Citing the trumped-up charges faced by detained Aeta farmers Jay Garung and Junior Ramos under the Anti-Terrorism Act as well as the freezing of the bank accounts of the Rural Missionaries of the Philippines through the Terrorism Financing Prevention and Suppression Act, the Karapatan official said that “the intent of the terror law is already clear to anyone at this point. It is not a law written to go after terrorists: it is a law to sow and further legalize State terrorism in the Philippines, especially with the berserk red-tagging and terrorist-labeling rampage of Duterte’s fascist regime through the National Task Force to End Local Communist Armed Conflict.”

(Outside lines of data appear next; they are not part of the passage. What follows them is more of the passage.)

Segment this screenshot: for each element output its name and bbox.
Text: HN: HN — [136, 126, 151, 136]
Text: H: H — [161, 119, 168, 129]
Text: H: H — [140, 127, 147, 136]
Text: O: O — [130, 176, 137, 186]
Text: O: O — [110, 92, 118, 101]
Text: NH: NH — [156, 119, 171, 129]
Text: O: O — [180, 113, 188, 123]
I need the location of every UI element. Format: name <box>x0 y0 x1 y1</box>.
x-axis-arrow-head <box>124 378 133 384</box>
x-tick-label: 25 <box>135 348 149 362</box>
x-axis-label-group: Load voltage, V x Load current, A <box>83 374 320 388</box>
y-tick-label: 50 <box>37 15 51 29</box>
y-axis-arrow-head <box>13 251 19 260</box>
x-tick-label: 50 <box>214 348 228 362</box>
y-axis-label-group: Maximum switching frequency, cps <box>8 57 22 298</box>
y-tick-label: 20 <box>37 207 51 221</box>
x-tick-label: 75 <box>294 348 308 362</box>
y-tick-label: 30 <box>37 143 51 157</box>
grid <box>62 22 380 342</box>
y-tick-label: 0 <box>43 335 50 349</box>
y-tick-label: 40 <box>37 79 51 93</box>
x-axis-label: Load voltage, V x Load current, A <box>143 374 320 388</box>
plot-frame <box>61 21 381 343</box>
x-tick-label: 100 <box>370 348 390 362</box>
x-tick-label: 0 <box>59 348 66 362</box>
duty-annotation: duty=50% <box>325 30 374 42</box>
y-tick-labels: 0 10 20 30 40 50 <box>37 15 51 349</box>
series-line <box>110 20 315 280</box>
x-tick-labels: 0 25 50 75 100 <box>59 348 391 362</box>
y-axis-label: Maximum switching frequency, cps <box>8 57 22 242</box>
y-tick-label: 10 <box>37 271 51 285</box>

“Moreover, Duterte’s terrorist-labeling has led and continued to lead to deadly consequences. Among the more than 600 names which the Department of Justice sought to proscribe as ‘terrorists’ in 2018 under the now-repealed Human Security Act, seven have already been killed. Peace consultant Randy Malayao was the first to be murdered in 2019; with the signing of the terror law came the brutal murders of hors de combat rebel Mario Caraig, peasant advocate Randall Echanis, human rights worker Zara Alavarez, elderly couple Eugenia Magpantay and Agaton Topacio, and elderly Antonio Cabanatan,” she continued.

These killings are among the 51 cases of extrajudicial killings that Karapatan had documented following the signing of the Anti-Terrorism Act on July 3, 2020 until the end of 2020. At least 223 illegal arrests, 11 restrictions or violent dispersals of mass actions, and eight cases of torture have also been documented after the law was enacted. Most of the victims were red-tagged and vilified as “terrorists” in posters, official government statements, social media posts, and other platforms before as well as after they were killed or arrested.

“This is just the first day of the oral arguments — and the fight against this draconian and unconstitutional law is far from over.  We call on our brave lawyers and fellow petitioners, including groups and communities we represent, to stand resolute in defending and upholding people’s rights and civil liberties. Whether in the courts or in the streets, we will assert the call to junk Duterte’s terror law and to resist his bloody campaign of tyranny, fascism, and State terrorism,” Palabay ended.